A floating-point number is an integer, if e >= R
. This fits exactly into a rational number, if it does not overflow the numerator. Therefore, we have
A normal number is a rational number `[(-1)^s 2^(e - R) (2^R + r), 1]` if and only if `R <= e < B - 1`.
A floating-point number with -B <= e < R
overflows the denumerator of the rational number [(-1)^s (2^R + r), 2^(R - e)]
, if
2^(R - e) >= 2^(B - 1)
<=> R - e >= B - 1
<=> R - (B - 1) >= e.
The numerator overflows, if
2^R + r >= 2^(B - 1)
<== 2^R >= 2^(B - 1)
<=> R >= B - 1.
We have that
A normal number is a rational number `[(-1)^s (2^R + r), 2^(R - e)]` if and only if `-B <= e <= R - (B - 1)`.

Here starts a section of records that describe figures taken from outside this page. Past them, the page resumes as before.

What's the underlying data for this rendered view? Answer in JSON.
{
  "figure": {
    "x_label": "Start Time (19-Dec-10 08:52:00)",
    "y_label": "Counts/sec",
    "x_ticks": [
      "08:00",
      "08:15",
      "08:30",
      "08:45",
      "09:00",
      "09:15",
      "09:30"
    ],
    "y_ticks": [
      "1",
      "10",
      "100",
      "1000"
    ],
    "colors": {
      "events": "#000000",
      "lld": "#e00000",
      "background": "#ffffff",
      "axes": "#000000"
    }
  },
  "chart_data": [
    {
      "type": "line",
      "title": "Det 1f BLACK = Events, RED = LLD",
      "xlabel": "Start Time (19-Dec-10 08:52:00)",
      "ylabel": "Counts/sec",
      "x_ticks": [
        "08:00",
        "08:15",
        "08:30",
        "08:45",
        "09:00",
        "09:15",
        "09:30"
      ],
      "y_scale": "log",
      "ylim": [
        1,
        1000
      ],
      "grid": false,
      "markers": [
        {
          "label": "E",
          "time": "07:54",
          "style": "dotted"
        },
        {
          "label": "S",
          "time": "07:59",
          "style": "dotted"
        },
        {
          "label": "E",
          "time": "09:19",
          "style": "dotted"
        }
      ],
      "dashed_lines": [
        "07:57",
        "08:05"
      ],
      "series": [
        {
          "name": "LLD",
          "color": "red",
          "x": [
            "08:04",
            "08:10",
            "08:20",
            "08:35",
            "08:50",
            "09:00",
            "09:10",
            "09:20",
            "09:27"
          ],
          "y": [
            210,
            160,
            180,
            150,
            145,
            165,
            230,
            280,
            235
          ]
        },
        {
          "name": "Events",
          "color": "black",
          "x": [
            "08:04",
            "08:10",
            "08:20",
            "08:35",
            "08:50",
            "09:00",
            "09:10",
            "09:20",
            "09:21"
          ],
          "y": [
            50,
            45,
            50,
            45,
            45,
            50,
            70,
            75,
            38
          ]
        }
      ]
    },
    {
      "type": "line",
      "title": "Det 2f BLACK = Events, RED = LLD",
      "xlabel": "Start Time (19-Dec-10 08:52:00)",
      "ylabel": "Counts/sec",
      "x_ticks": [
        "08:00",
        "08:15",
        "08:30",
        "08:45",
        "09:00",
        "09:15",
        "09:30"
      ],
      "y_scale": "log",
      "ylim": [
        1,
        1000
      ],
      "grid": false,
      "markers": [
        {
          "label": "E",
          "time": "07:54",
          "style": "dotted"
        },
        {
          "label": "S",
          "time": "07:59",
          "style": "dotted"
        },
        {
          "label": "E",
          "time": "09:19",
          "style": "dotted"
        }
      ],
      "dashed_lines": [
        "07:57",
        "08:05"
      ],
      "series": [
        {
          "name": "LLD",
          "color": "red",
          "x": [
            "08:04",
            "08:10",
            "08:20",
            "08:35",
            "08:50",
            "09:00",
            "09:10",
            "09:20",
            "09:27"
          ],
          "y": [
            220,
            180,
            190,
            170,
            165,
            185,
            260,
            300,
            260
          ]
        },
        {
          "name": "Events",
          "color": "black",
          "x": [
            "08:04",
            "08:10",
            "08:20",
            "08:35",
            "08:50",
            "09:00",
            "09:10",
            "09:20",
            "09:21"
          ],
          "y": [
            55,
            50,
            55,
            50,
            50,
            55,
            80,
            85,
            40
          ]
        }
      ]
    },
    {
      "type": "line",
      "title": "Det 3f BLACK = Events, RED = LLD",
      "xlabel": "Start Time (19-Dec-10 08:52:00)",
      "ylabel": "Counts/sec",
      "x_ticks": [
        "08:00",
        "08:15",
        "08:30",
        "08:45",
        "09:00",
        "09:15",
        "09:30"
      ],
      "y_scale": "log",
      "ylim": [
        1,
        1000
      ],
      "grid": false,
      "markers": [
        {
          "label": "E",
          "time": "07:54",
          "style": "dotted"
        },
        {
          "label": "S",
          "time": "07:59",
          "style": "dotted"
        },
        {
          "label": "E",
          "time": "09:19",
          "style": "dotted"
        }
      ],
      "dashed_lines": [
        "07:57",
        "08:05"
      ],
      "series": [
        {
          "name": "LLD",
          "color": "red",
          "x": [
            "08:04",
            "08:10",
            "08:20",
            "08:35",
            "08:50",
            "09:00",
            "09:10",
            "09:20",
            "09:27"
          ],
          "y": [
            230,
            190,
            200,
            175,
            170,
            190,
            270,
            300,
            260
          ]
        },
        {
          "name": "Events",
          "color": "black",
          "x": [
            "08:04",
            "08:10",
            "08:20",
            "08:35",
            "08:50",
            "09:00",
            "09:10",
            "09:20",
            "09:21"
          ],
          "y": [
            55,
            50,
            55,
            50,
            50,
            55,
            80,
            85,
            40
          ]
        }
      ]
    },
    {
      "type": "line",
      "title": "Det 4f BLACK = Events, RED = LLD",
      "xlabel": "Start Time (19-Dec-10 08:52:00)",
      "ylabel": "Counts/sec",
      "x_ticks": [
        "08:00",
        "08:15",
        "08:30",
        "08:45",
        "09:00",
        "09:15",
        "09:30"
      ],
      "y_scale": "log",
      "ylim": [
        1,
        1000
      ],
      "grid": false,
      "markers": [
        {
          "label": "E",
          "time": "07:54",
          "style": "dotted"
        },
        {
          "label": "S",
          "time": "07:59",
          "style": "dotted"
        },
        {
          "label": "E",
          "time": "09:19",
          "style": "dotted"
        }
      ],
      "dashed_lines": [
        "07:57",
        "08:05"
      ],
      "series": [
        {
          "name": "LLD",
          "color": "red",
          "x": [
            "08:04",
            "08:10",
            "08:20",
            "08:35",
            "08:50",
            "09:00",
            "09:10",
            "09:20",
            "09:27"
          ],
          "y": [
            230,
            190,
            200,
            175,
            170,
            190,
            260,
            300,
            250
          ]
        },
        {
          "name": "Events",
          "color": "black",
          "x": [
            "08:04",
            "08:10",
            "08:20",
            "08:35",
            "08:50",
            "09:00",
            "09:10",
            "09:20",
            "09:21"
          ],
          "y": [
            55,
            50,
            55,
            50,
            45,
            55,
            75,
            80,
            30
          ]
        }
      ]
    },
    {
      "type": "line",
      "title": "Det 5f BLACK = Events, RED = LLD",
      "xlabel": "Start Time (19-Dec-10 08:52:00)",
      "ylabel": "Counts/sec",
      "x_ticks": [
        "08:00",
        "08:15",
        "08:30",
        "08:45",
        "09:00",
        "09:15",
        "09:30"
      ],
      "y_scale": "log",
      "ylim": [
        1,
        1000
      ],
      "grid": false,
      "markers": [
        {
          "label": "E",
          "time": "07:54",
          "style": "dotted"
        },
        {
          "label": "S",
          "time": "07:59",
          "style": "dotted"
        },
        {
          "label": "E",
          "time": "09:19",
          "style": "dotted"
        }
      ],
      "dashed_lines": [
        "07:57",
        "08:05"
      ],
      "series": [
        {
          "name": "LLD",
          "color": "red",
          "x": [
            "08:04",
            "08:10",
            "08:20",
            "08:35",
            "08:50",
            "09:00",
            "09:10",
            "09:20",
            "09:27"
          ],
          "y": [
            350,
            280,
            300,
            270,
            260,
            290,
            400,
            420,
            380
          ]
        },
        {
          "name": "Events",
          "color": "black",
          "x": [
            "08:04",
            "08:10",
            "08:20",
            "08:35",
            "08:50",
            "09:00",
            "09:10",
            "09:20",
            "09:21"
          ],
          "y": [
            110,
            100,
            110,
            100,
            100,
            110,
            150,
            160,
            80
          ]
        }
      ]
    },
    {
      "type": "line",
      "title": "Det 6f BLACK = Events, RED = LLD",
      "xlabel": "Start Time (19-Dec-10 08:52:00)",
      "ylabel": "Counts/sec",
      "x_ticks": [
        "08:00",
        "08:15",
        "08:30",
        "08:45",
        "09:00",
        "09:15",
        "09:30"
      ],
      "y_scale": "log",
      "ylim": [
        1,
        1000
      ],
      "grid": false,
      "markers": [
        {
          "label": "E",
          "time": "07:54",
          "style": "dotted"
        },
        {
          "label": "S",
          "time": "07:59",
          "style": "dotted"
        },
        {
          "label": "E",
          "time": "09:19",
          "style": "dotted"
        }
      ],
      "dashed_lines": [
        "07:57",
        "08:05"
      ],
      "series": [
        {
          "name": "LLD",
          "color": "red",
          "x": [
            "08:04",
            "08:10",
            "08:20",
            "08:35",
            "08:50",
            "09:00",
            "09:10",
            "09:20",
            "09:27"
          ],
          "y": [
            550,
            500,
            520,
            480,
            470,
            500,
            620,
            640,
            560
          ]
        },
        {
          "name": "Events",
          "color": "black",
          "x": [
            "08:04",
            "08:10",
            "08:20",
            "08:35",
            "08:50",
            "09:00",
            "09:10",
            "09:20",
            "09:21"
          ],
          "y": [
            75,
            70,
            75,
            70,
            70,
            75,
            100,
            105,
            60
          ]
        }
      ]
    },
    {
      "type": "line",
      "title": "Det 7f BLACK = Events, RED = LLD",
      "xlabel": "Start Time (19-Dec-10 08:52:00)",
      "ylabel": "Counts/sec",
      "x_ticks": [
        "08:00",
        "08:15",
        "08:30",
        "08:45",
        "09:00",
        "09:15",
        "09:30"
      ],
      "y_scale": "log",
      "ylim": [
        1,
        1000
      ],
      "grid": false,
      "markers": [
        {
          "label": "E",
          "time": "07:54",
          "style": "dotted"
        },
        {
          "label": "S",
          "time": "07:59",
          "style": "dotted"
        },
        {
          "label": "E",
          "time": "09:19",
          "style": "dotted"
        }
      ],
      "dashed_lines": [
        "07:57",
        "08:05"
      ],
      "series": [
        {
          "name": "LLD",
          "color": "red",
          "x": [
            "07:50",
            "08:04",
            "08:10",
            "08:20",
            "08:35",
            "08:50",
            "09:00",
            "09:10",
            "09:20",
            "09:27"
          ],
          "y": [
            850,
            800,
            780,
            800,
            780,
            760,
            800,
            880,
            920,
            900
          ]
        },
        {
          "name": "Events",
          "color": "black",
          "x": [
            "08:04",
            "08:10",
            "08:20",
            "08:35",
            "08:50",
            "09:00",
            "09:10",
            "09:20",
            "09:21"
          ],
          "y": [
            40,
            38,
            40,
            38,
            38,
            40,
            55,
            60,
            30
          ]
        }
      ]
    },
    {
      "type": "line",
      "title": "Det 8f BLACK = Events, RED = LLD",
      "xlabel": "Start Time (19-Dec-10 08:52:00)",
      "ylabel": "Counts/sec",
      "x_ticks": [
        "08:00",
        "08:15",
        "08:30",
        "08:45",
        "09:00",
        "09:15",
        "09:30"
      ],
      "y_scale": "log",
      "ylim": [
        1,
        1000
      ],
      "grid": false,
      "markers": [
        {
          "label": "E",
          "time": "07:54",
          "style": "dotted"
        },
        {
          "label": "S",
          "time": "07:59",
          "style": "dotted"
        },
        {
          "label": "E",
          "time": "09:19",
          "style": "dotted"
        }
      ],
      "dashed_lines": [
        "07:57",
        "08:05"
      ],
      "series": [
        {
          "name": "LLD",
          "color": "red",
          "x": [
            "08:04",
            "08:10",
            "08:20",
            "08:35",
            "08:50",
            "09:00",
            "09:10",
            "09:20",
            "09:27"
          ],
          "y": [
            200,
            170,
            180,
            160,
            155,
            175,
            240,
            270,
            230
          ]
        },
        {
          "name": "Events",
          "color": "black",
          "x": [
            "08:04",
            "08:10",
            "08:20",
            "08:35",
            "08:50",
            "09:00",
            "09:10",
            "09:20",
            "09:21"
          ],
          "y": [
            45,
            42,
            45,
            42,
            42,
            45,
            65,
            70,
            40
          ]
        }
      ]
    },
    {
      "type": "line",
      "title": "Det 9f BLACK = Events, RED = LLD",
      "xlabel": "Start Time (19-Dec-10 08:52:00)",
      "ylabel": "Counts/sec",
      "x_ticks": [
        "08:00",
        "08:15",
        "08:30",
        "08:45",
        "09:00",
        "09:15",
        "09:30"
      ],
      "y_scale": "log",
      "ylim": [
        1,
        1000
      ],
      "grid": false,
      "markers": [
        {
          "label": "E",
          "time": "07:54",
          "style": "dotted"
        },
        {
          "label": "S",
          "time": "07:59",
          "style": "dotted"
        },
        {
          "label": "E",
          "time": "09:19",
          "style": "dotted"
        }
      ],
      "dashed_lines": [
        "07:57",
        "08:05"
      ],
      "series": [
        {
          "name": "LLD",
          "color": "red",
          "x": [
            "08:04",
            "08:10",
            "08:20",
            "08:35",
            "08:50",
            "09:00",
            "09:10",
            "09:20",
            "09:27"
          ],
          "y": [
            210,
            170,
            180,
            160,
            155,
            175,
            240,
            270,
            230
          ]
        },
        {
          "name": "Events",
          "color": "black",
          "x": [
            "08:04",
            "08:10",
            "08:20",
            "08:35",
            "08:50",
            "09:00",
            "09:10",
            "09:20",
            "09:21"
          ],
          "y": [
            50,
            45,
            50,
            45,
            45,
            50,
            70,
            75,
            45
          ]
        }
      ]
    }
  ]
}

Suppose R - (B - 1) < e < R
. Then [(-1)^s (2^R + r), 2^(R - e)]
is not a valid rational number, since the denumerator overflows. There may exist a rational number with an exact solution. However, sometimes there does not. In general, we would like to find the best rational approximation assuming a denominator at most 2^(B - 1)
.
The best rational approximation can be found by searching through the semi-convergents of (the continued fraction of) x
. However, I am worried about the numerical stability of computing the semi-convergents, which must be done using floating-point arithmetic. Note that the convergents of x
do not produce all of the best rational approximations.
An alternative is to shift the numerator and the denumerator by equal amounts until the numerator becomes at most 2^(B - 1)
. This is easy, but is not a best rational approximation.